For people from historically disadvantaged and poor communities, "when one of these storms comes and knocks you down, that can be what keeps you from the preventative treatment you need," Cruz says.
Those risks may have grown. More than 80% of the storm-associated deaths happened in the second, more recent, half of the researcher's study period, from 2004 to 2019. Hurricane Katrina, in 2005, was the deadliest, followed by Hurricanes Irma, in 2017, and Sandy, in 2012. The researchers did not include Hurricane Maria in their analysis because the dataset they worked from covered only the continental United States.
Climate change has already intensified hurricanes. Flood and wind risks have grown; Hurricane Harvey dumped 15% more rain over Texas than it would have in a world without fossil fuel-driven climate change. The possibility of two major storms like Katrina and Harvey making landfall within a few weeks, which is unheard of today, is increasingly likely by 2100.
The researchers didn't directly link climate change-intensified storms to deaths. But "anthropogenic climate change, that's certainly a factor," says Parks. People are also more often ending up in the pathways of storms; population growth is booming near coasts and even in flood zones. In North Carolina, 10 new houses have been built in floodplains for each one that went through a government-sponsored buyout because of flood risk.
Societal inequities play a major role as well. Broward County, Florida has some of the wealthiest and poorest communities in the state.

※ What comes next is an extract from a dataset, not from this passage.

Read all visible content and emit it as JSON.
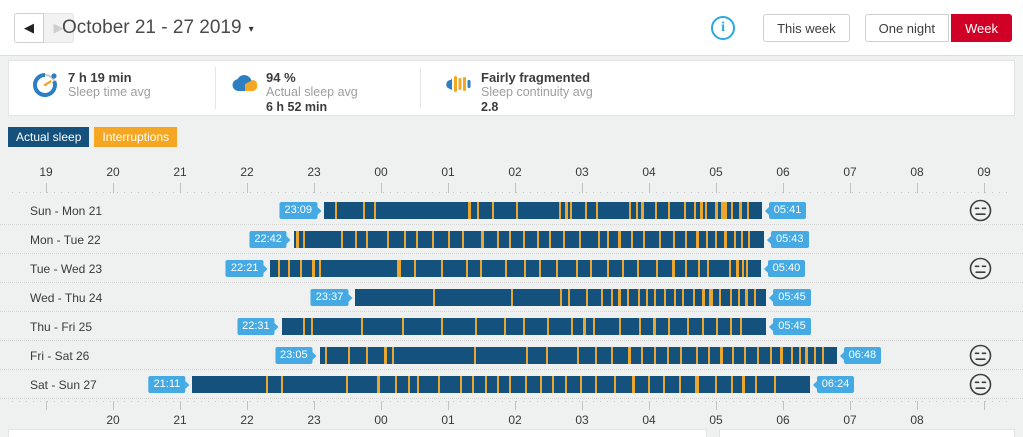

After Hurricane Matthew in 2016, deaths were concentrated within the poor communities within the county, the research showed. "The rich have the planes and the rich have the second homes" to evacuate to, says Parks. "But what about people who just literally need, you know, waterproof equipment and power to be able to power the generators to power breathing apparatus or obtain a ride out of a place which is about to get hit by a big wave from a flash flood due to a tropical cyclone?"
More clearly identifying those at risk, Parks says, highlights how to better help vulnerable people during disasters. "Those are things which society can change," he says. "And it's really a choice."
Scott Zeger, a biostatistician at Johns Hopkins University, hopes agencies like the CDC start using the study's more comprehensive view of storm-related deaths. "Something like this ought to be the means by which we monitor this going forward," he says. Careful analyses showing which communities suffer deep losses after storms, Zeger says, could help policymakers figure out where to funnel support.